Schwäbische Zeitung (Ravensburg / Weingarten)
Wer den Shutdown bezahlen muss
Versicherer weigern sich – Tausende Betriebe mit Schließungsschutz klagen und können nun hoffen
BERLIN - Versicherungen kassieren gerne die Prämien, zahlen im Schadensfall aber nur ungern – dieses Klischee sahen zahlreiche Restaurants und Unternehmen nach dem Shutdown im Frühjahr bestätigt. Viele Firmen, die sich gegen Betriebsschließungen abgesichert fühlen, erhielten am Ende kein Geld. Die Versicherer fanden Hintertüren, um die Zahlung zu verweigern. Das hat eine Klagewelle ausgelöst, von der jetzt die ersten Ergebnisse zu sehen sind.

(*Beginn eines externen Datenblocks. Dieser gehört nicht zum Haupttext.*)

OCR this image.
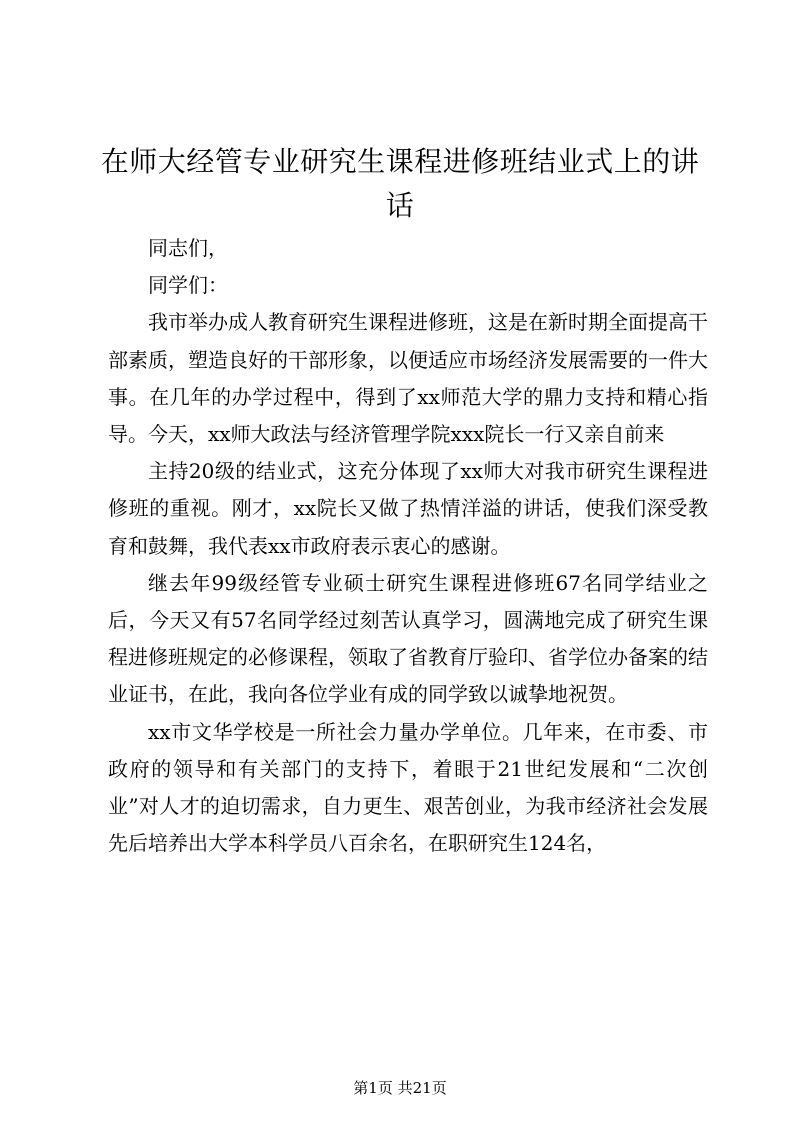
在师大经管专业研究生课程进修班结业式上的讲话

同志们，

同学们：

我市举办成人教育研究生课程进修班，这是在新时期全面提高干部素质，塑造良好的干部形象，以便适应市场经济发展需要的一件大事。在几年的办学过程中，得到了xx师范大学的鼎力支持和精心指导。今天，xx师大政法与经济管理学院xxx院长一行又亲自前来

主持20级的结业式，这充分体现了xx师大对我市研究生课程进修班的重视。刚才，xx院长又做了热情洋溢的讲话，使我们深受教育和鼓舞，我代表xx市政府表示衷心的感谢。

继去年99级经管专业硕士研究生课程进修班67名同学结业之后，今天又有57名同学经过刻苦认真学习，圆满地完成了研究生课程进修班规定的必修课程，领取了省教育厅验印、省学位办备案的结业证书，在此，我向各位学业有成的同学致以诚挚地祝贺。

xx市文华学校是一所社会力量办学单位。几年来，在市委、市政府的领导和有关部门的支持下，着眼于21世纪发展和“二次创业”对人才的迫切需求，自力更生、艰苦创业，为我市经济社会发展先后培养出大学本科学员八百余名，在职研究生124名，

第1页 共21页
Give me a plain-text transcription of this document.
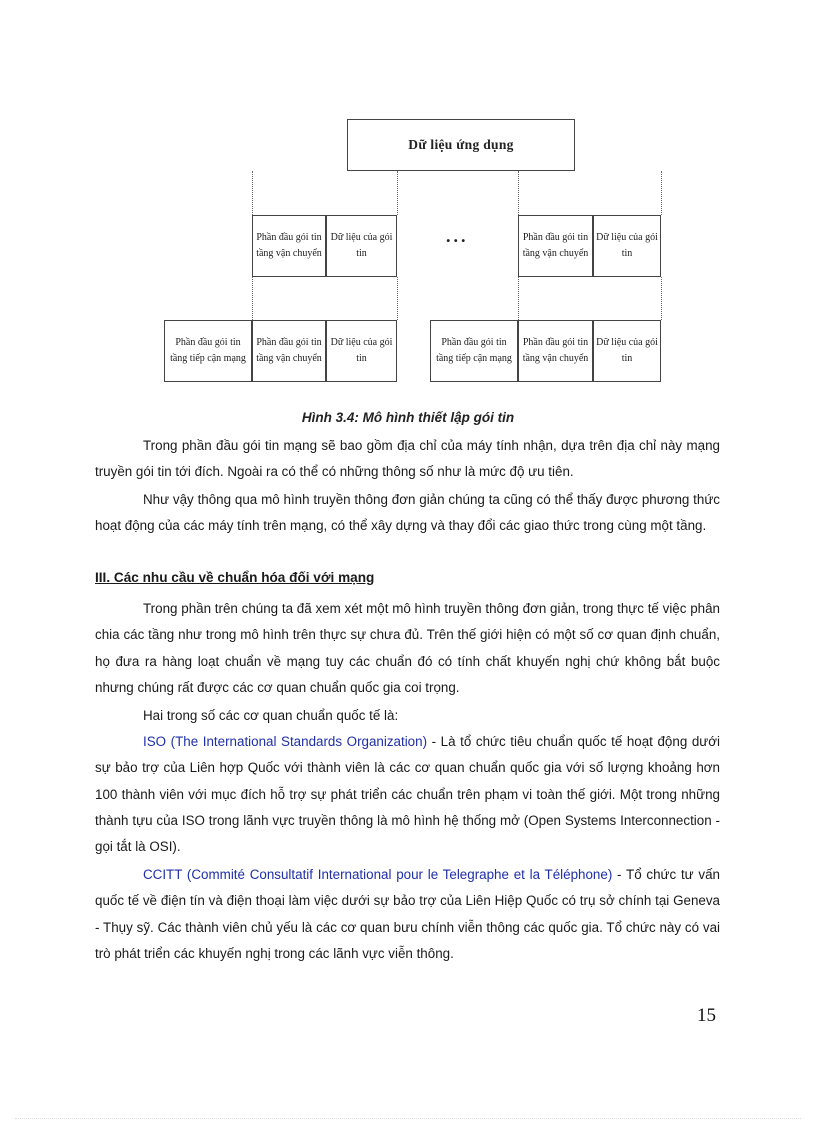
Dữ liệu ứng dụng
Phần đầu gói tin tầng vận chuyển
Dữ liệu của gói tin
...	Phần đầu gói tin tầng vận chuyển
Dữ liệu của gói tin
Phần đầu gói tin tầng tiếp cận mạng
Phần đầu gói tin tầng vận chuyển
Dữ liệu của gói tin
Phần đầu gói tin tầng tiếp cận mạng
Phần đầu gói tin tầng vận chuyển
Dữ liệu của gói tin
Hình 3.4: Mô hình thiết lập gói tin
Trong phần đầu gói tin mạng sẽ bao gồm địa chỉ của máy tính nhận, dựa trên địa chỉ này mạng truyền gói tin tới đích. Ngoài ra có thể có những thông số như là mức độ ưu tiên.
Như vậy thông qua mô hình truyền thông đơn giản chúng ta cũng có thể thấy được phương thức hoạt động của các máy tính trên mạng, có thể xây dựng và thay đổi các giao thức trong cùng một tầng.
III. Các nhu cầu về chuẩn hóa đối với mạng
Trong phần trên chúng ta đã xem xét một mô hình truyền thông đơn giản, trong thực tế việc phân chia các tầng như trong mô hình trên thực sự chưa đủ. Trên thế giới hiện có một số cơ quan định chuẩn, họ đưa ra hàng loạt chuẩn về mạng tuy các chuẩn đó có tính chất khuyến nghị chứ không bắt buộc nhưng chúng rất được các cơ quan chuẩn quốc gia coi trọng.
Hai trong số các cơ quan chuẩn quốc tế là:
ISO (The International Standards Organization) - Là tổ chức tiêu chuẩn quốc tế hoạt động dưới sự bảo trợ của Liên hợp Quốc với thành viên là các cơ quan chuẩn quốc gia với số lượng khoảng hơn 100 thành viên với mục đích hỗ trợ sự phát triển các chuẩn trên phạm vi toàn thế giới. Một trong những thành tựu của ISO trong lãnh vực truyền thông là mô hình hệ thống mở (Open Systems Interconnection - gọi tắt là OSI).
CCITT (Commité Consultatif International pour le Telegraphe et la Téléphone) - Tổ chức tư vấn quốc tế về điện tín và điện thoại làm việc dưới sự bảo trợ của Liên Hiệp Quốc có trụ sở chính tại Geneva - Thụy sỹ. Các thành viên chủ yếu là các cơ quan bưu chính viễn thông các quốc gia. Tổ chức này có vai trò phát triển các khuyến nghị trong các lãnh vực viễn thông.
15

Am Donnerstag verkündete das Landgericht München einen ersten Zwischenstand: Auch wenn der Erreger Sars-CoV-2 im Vertrag nicht ausdrücklich genannt ist, müssen die Versicherer grundsätzlich zahlen. Im Namen vieler anderer Lokale hatte unter anderem das Paulaner-Wirtshaus am Nockherberg in München gegen den Versicherungs-Marktführer Allianz geklagt; nach Ansicht von Rechtsexperten haben die Wirte nun gute Chancen auf einen Sieg vor Gericht. Das endgültige Urteil steht hier noch aus.
Die Richterin sprach am Donnerstag zugleich ein klares Urteil in einem parallel laufenden Verfahren. Eine Kita hatte ebenfalls auf Versicherungsleistungen geklagt. Sie hat jedoch im Shutdown eine Notbetreuung
angeboten. „Die einschlägigen Versicherungsbedingungen setzten für den Eintritt des Versicherungsfalls jedoch eine vollständige Betriebsschließung voraus“, so das Gericht. Es hat die Klage daher abgewiesen.
Die Richterin betonte jedoch auch, dass es auch weiterhin auf den jeweiligen Vertrag ankommt. Der Wortlaut ist jeweils unterschiedlich, denn weder die Kunden noch die Anbieter haben bisher im Detail auf den
Passus zu Seuchen geachtet. „Bis zu diesem Frühjahr rangierten Gesundheitsrisiken auf der Rangliste der konkreten Befürchtungen weit abgeschlagen“, sagt Georg Abegg, Experte für Versicherungsrecht bei der Kanzlei Rödl & Partner. Erst kurz vor dem Lockdown haben die Versicherungskunden in ihre Verträge geschaut: Bin ich gegen eine Betriebsschließung versichert, die von einer Seuche verursacht wird?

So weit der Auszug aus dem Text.